Depois de ter sido declarado inocente de uma alegada fraude fiscal, Jorge Lorenzo chegou mesmo a emitir uma carta pública aos meios de comunicação social onde denunciava a perseguição mediática da Agência Tributária, que, segundo o piloto, procurava “desacreditá-lo na opinião pública”, fazendo-o “aparecer nos meios de comunicação social como um fraudador”.
Da mesma forma, o ex-piloto conta como teve de pagar o dinheiro exigido “para evitar penhoras e situações humilhantes (como aparecer nas listas de devedores)”. Um “verdadeiro escárnio” que, segundo Lorenzo, teve um enorme impacto na sua vida pessoal e no seu desempenho profissional.
Tanto o caso de Lorenzo como o de Pons ilustram os enormes riscos reputacionais envolvidos num processo judicial mediático em pessoas tão notórias, sobretudo se se tratar de matéria fiscal, em que a complexidade técnica e a componente política condicionam a narrativa que se gera em torno da questão.
O risco reputacional é acrescido nestes casos porque o nosso ordenamento jurídico prevê que: “Os actos das Administrações Públicas sujeitas ao Direito Administrativo presumem-se válidos e produzem efeitos a partir da data em que são emitidos” (art. 39.º, n.º 1, da Lei n.º 39/2015 da LPAC). Por outras palavras, presunção de validade é conferida a todos os actos da Agência Tributária, independentemente da forma como o caso seja resolvido.
A presunção de validade não tem apenas uma dimensão jurídica, mas estende-se também, muitas vezes, à opinião pública, cuja primeira reação é a de atribuir maior credibilidade aos argumentos da Administração Fiscal.
Por isso, nestes casos, é particularmente necessário dispor de uma estratégia de comunicação que acompanhe a estratégia jurídica, defendendo a presunção de inocência da parte afetada não só em tribunal, mas também junto da opinião pública.
Neste sentido, casos como o dos ex-pilotos permitem-nos tirar lições valiosas sobre a gestão da reputação em processos judiciais em matéria fiscal:
1. Coordenação com a estratégia jurídica. A Directora de Assuntos Jurídicos da LLYC, Alba García, especialista em comunicação de litígios, explica que “é necessário alinhar a estratégia de comunicação com a estratégia jurídica para apoiar os objectivos da parte afetada, tanto dentro como fora do tribunal. Às vezes, mesmo com uma absolvição no final do processo, prevalece a sombra da dúvida e o rótulo de ‘fraudador’.”.
Ou seja, mesmo uma vitória judicial não é suficiente para salvaguardar a reputação.
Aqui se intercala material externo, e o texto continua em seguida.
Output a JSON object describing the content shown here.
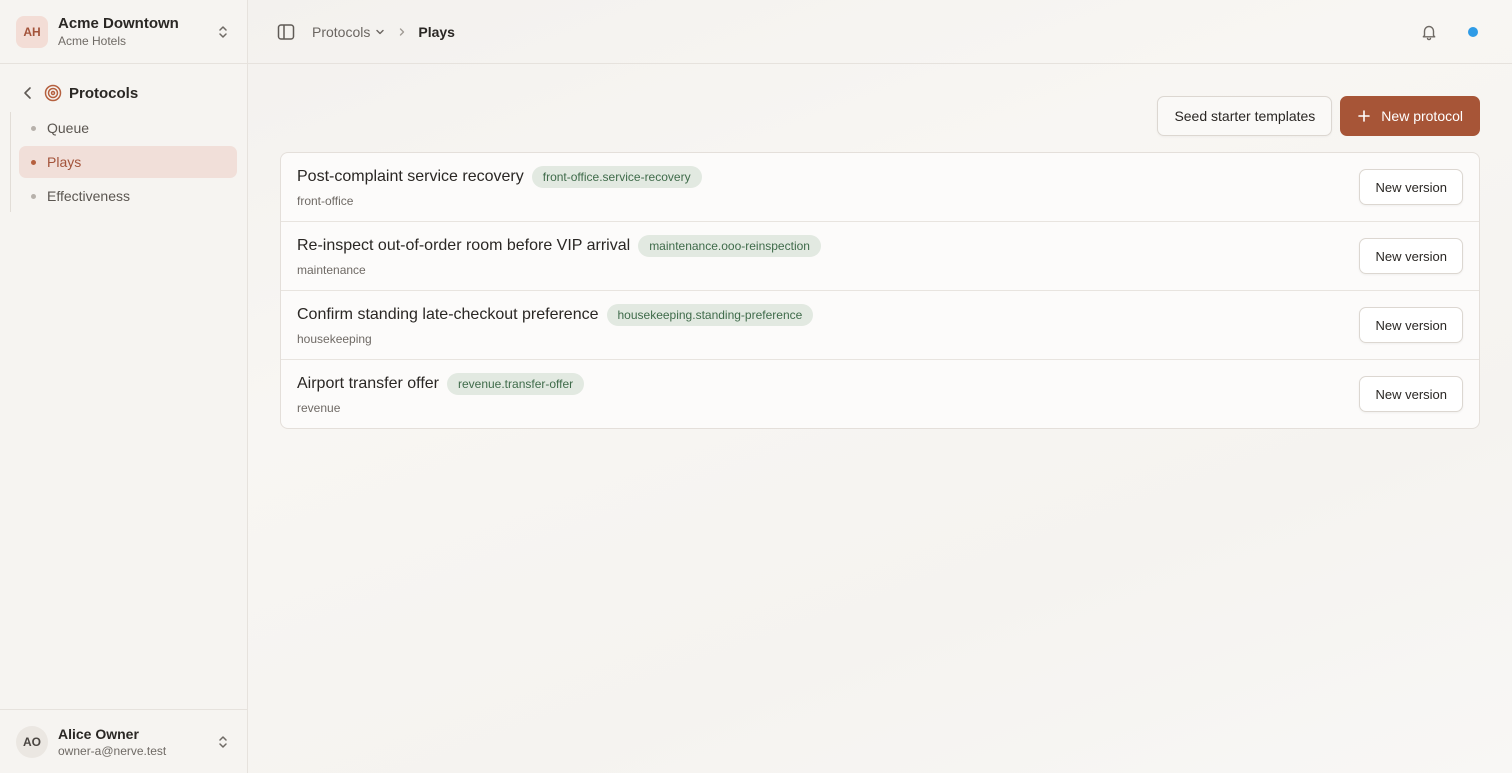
{
  "org": {
    "initials": "AH",
    "name": "Acme Downtown",
    "subtitle": "Acme Hotels"
  },
  "nav": {
    "section_title": "Protocols",
    "items": [
      {
        "label": "Queue",
        "active": false
      },
      {
        "label": "Plays",
        "active": true
      },
      {
        "label": "Effectiveness",
        "active": false
      }
    ]
  },
  "user": {
    "initials": "AO",
    "name": "Alice Owner",
    "email": "owner-a@nerve.test"
  },
  "breadcrumb": {
    "parent": "Protocols",
    "current": "Plays"
  },
  "actions": {
    "seed_label": "Seed starter templates",
    "new_label": "New protocol"
  },
  "protocols": [
    {
      "title": "Post-complaint service recovery",
      "key": "front-office.service-recovery",
      "department": "front-office",
      "button": "New version"
    },
    {
      "title": "Re-inspect out-of-order room before VIP arrival",
      "key": "maintenance.ooo-reinspection",
      "department": "maintenance",
      "button": "New version"
    },
    {
      "title": "Confirm standing late-checkout preference",
      "key": "housekeeping.standing-preference",
      "department": "housekeeping",
      "button": "New version"
    },
    {
      "title": "Airport transfer offer",
      "key": "revenue.transfer-offer",
      "department": "revenue",
      "button": "New version"
    }
  ],
  "colors": {
    "accent": "#a75537",
    "tag_bg": "#e2e9e1",
    "tag_text": "#3f6b4a",
    "status_dot": "#2f9be6"
  }
}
“Transmitir a posição da empresa ou indivíduo afetado da maneira certa, nos momentos certos e através dos canais certos, será fundamental para equilibrar a cobertura em torno do caso e proteger a reputação do réu a cada novo marco ao longo do processo legal”, acrescenta Alba Garcia.
Além disso, os pormenores técnicos e a complexidade jurídica das regras neste tipo de processos tornam muitas vezes difícil para o público compreender o que está a ser julgado. De igual modo, o desconhecimento generalizado da atuação das autoridades fiscais faz com que o público tenha a sensação de que uma mera inspeção (como a que iniciou o processo contra Jorge Lorenzo), a abertura de um processo ou a inclusão na lista de inadimplentes fiscais (no caso de Sito Pons) significam automaticamente que há fraude.
Portanto, o trabalho da equipa de comunicação é traduzir estas tecnicalidades sobre os regulamentos legais e o procedimento numa linguagem simples, próxima e acessível ao público.
2. Preparação e reação. Este tipo de processos judiciais por fraude fiscal, e especialmente no caso de pessoas com um elevado perfil de interesse mediático, torna inevitável que os meios de comunicação social façam eco das acusações feitas pela Agência Tributária. De facto, a pressão mediática nestes casos é particularmente forte e, muitas vezes, apenas são relatados os argumentos da acusação. Por esta razão, a estratégia de “não comentar” não é muitas vezes uma boa opção. Caso contrário, a história do “defraudador” prevalecerá sem qualquer resposta.
O caso de Jorge Lorenzo é um bom exemplo. Embora seja verdade que, após a sua absolvição, o antigo piloto deu a sua versão dos factos numa carta aberta aos meios de comunicação social, Lorenzo manteve-se em silêncio durante anos. Esta lacuna significou que durante todo este tempo, informações prejudiciais à sua reputação continuaram a ser publicadas, algumas das quais nem sequer estavam relacionadas com a causa do seu litígio.
Os danos gerados durante vários anos de litígio dificilmente são compensados por algumas notícias que apenas reflectem a posição da parte afetada no final do processo. É importante ter um argumento claro com o qual responder a cada marco relevante desde o início do conflito para não ficar para trás na narrativa.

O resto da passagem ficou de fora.